Suspiria
To coincide with the presentation of Dario Argento's new film, Dark Glasses (Occhiali Neri), at the 2022 edition of Fantasia, we are presenting, in collaboration with the festival and the Italian Institute of Culture in Montreal, eight of the filmmaker's previous films, which together testify to the way in which this prolific Italian master of terror has never ceased to experiment, formally and thematically. From his major contribution to the giallo genre at the beginning of his career to the horror cinema of the 2000s, through the supernatural phase initiated with Suspiria, this cycle allows us to revisit a work in perpetual evolution, with incisive direction and delightful international casts, including the complete Three Mothers trilogy: Suspiria, Inferno and Mother of Tears.

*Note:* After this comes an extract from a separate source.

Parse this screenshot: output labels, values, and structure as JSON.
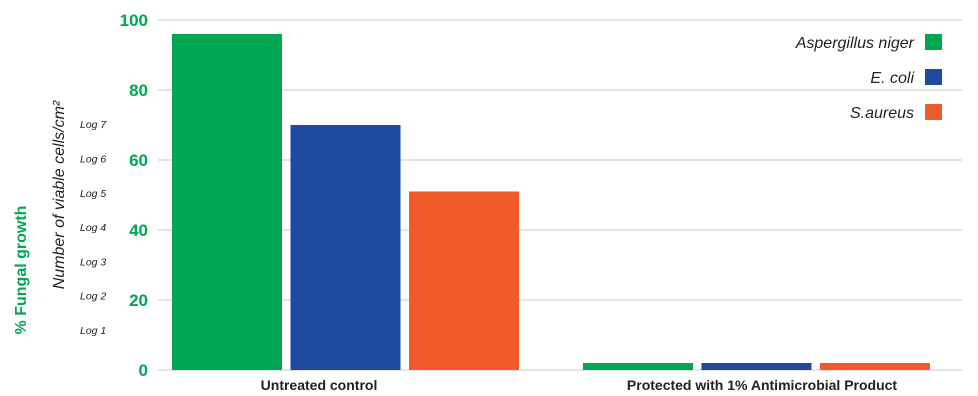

Upon her arrival at a German ballet school, a young American girl witnesses horrific murders and strange phenomena.
Dario Argento
Growing up in Rome in the 1940s, Dario Argento experienced both the world of film sets with his father, a film producer, and that of modeling in his mother's studio, a fashion photographer: some would say that he fell into the giallo as a child. Before moving on to directing, this great cinephile began his career as a critic, standing as a defender of genre cinema. He then used his writing skills to sign or contribute to many scripts, the most famous of which is Once Upon a Time in the West by Sergio Leone. In 1970, Argento moved on to directing with The Bird with the Crystal Plumage, a giallo film. The originality of his direction was already evident in this first film, which opened the most prolific and acclaimed period of his career, marked by his collaborations with his partner Daria Nicolodi, the editor Franco Fraticelli and the group Goblin. With Suspiria, the filmmaker turns to supernatural horror, beginning an alternation of genres, which he transcends with a colorful expressionism and never ceasing to experiment stylistically.